Oggi l’hamburger è il prodotto di punta del consumo di carne e l’Italia ne ha cambiato le caratteristiche qualitative in meglio, mi sembra. Che ne pensi?

“Il merito va alle nostre mamme che, dal macellaio, sceglievano direttamente il taglio da far macinare perché non si fidavano. Erano i tempi delle ‘svizzere’, il termine hamburger è venuto molto dopo ma quella saggezza è rimasta e si è trasferita a noi produttori. Infatti un buon hamburger non dipende solo da una materia prima eccellente ma anche e, soprattutto, dalla maestria delle lavorazioni. I tagli anatomici che andavano nei bolliti o nei brasati oggi rientrano negli hamburger; il processo di macinazione che rompe le fibre deve prestare molta attenzione a fare in modo che si intenerisca ancor di più la carne; il giusto mix tra carne e grassi sono alcuni degli elementi che contribuiscono alla qualità del prodotto. Ma anche l’impastatura e la formatura giocano un grande ruolo, con l’aggiunta, ogni azienda a suo modo, di ingredienti (spezie, vegetali ecc…) per conferire determinate caratteristiche di gusto che danno origine anche a molteplici tipologie di consumo e di locali”.

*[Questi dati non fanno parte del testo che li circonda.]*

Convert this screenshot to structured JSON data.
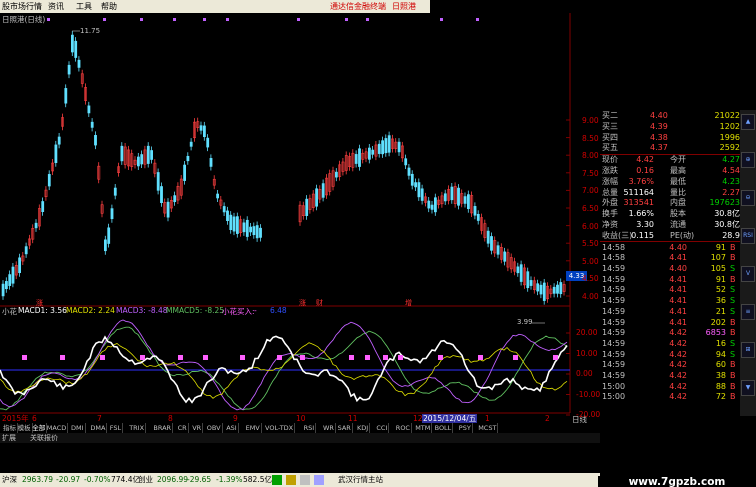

Un mondo complesso quello delle carni: il distributore che ruolo ha in tutto questo?

“Quello di saper selezionare le carni adatte a quel determinato ristorante da lui servito. Per questo appartenere a un grande gruppo, come nel caso di Cateringross, permette, attraverso l’esperienza dei buyer e la conoscenza internazionale delle zone di produzione, di avere sempre il meglio per ogni ristorante. La formazione continua degli agenti di vendita è, dunque, fondamentale per tutti noi”.